Red Label – Thanks for the compliment. The carpet is much dirtier than it looks. Seems like every time you turn around carpets need cleaning. Specially if you have small or messy kids.
Below are a couple of pictures of what this project has become. The surface rust cleaned up better than I thought it would, even the bolt knob, which was pretty rusty.
At this point I don’t think I am going to re-finish the original bluing on the barreled action. I had played around with the idea of the using a spray on bake finish. However, I think I am just going to leave the metal as is. Maybe I will change my mind about this in the future, if I do, I will update this thread with what the new finish looks like.
My youngest daughter who has claimed the rifle as hers did not want me to use any wood stain on the stock. She wanted it a fairly light shade, so after removing the old stain and finish, only super fine wet/dry sand paper along with Birchwood Casey’s Tru Oil was used on the wood. I think it came out ok. The recoil pad used is the original one. It had enough material so that it could be fit to the stock. Overall length of pull is at around 10 or so inches. If I had to do it again I would have left more wood on the fore end. IIRC I cut off about 2”. Retrospectively, I probably should not have cut any wood off of the fore end at all. But I thought scale wise I would need to remove some to match the much shortened butt portion of the stock.
If I could legally, (without SBRing – i.e. paying for the tax stamp) cut down another 4 or so inches of barrel I think this project would be perfect. But of course that is not an option – at least not one I am willing to pay $200 for.

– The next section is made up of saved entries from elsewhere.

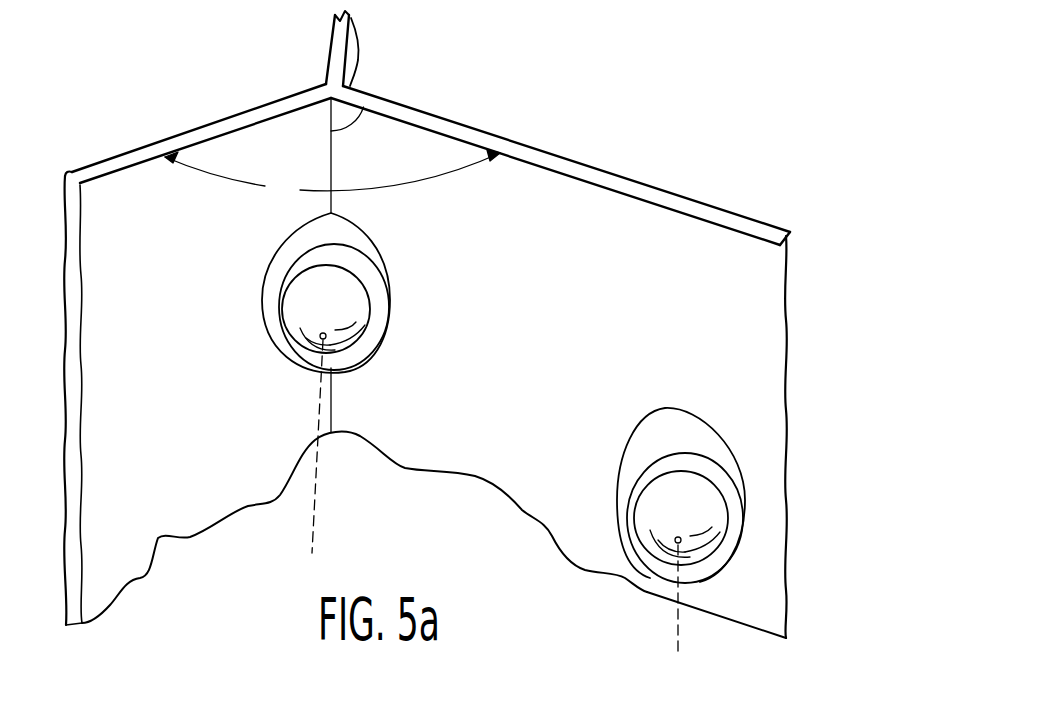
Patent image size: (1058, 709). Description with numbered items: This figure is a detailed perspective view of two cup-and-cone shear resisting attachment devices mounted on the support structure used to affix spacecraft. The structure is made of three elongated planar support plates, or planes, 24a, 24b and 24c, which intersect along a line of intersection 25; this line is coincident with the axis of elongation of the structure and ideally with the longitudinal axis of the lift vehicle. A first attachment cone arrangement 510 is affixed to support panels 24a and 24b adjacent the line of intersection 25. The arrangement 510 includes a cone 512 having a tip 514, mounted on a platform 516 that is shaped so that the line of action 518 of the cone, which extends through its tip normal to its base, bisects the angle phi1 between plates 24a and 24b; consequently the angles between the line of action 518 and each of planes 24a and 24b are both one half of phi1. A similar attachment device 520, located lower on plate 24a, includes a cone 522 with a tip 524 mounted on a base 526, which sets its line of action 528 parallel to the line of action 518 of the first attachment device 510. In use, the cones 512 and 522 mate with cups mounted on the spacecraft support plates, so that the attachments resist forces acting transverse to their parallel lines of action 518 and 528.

The elongated planar support plate 24a is at (633, 181).
The elongated planar support plate 24b is at (192, 128).
The elongated planar support plate 24c is at (327, 45).
The line of intersection 25 is at (365, 112).
The angle between plates phi1 is at (332, 176).
The first attachment cone arrangement 510 is at (352, 252).
The cone 512 is at (353, 285).
The tip 514 is at (337, 318).
The platform 516 is at (305, 232).
The line of action 518 is at (317, 507).
The attachment device 520 is at (717, 475).
The cone 522 is at (690, 537).
The tip 524 is at (715, 513).
The base 526 is at (675, 417).
The line of action 528 is at (678, 630).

Not sure if I will install the original sling swivels. I think I have some sling swivel studs laying around. I may install those. Also don't know if I will free float the barrel. Right now the barrel channel is as it was. With the fore end being so short and this being a kids gun after all, I will most likely leave it as is. When the gun was fully apart I did polish up the trigger/sear contact points and that helped a lot with the original trigger pull weight. Its a lot better now than it was, but still very safe for young shooters.
The Simmons 2.5X scope is what I expected for something that cost $20 plus shipping.